After a suicide attempt, Malloy ends up at a newly opened detox center, run by cops for cops and set up at a remote location in the Wyoming countryside. Once Malloy is at the center, it's Ten Little Indians time. The killer has followed him. The phone line is severed, a blizzard hits, the heat goes out, the doctors and patients are trapped and the killer starts whittling down the supporting cast, which includes such notable names as Charles S. Dutton, Kris Kristofferson, Jeffrey Wright, Tom Berenger, Stephen Lang, Robert Patrick, Polly Walker, Dina Meyer, Robert Prosky, Rance Howard, Sean Patrick Flanery, and Courtney B. Vance, one-by-one.

This movie gets a bum rap. Its rankings are in the toilet, the studio that funded it was so disappointed with it that they shelved it for three years before it finally escaped pretty much direct-to-video. It's not nearly bad enough to deserve that kind of treatment. It's not one of Stallone's greats, it's not on the level of the movies it brings to mind along the way like Seven, The Shining, or John Carpenter's The Thing, but I think it's a pretty decent little thriller in its own right.

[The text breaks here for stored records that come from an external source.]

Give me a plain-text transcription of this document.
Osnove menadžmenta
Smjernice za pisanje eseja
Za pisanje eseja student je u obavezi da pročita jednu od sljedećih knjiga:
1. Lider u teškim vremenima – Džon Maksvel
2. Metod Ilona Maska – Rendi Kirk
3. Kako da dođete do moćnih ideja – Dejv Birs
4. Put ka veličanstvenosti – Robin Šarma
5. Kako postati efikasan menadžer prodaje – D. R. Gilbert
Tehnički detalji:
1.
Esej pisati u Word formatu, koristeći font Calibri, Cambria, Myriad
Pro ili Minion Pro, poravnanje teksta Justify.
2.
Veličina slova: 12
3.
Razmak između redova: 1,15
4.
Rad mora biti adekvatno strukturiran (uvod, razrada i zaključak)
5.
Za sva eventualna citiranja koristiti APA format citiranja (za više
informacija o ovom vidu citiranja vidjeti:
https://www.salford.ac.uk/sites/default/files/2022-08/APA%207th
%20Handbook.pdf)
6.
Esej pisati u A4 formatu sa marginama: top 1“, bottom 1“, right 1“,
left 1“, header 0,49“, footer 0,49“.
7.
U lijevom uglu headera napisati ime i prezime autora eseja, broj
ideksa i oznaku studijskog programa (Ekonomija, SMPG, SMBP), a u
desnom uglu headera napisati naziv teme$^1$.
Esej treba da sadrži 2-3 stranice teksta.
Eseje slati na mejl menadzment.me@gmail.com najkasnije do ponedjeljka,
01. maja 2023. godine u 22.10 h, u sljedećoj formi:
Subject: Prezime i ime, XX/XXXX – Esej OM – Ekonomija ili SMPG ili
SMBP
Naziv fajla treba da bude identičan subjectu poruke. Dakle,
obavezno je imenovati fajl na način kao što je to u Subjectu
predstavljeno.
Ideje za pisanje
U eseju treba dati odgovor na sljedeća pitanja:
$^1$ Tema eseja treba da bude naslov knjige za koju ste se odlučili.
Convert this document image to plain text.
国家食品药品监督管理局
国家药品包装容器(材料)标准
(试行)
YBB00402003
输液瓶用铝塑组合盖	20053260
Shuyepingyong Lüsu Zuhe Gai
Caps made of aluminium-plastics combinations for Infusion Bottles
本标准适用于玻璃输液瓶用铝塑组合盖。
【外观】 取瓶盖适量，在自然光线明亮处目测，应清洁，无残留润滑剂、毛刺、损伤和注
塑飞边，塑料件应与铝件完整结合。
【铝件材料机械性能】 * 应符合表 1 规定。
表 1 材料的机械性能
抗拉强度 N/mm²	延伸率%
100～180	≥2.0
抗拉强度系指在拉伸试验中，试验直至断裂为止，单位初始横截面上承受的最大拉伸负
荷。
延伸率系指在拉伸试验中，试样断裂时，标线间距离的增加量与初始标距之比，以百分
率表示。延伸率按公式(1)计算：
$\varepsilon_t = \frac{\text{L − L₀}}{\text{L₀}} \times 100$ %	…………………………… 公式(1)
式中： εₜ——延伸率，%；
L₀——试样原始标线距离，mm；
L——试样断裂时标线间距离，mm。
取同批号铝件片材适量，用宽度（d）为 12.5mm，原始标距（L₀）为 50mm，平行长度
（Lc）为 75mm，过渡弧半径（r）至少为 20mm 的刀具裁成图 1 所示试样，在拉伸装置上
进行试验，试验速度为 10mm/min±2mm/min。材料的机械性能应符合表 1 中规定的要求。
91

The original title was D-Tox and the story is based on a novel by Howard Swindle called Jitter Joint, but while the movie was gathering dust on the shelf someone in marketing decided that the goofy Eye See You was the title to go with in the U.S. Funny though it is, it does make sense for the movie - "I see you"/"ICU" is a repeated taunt from the killer, who has an obsession with eyes and a proclivity for damaging them.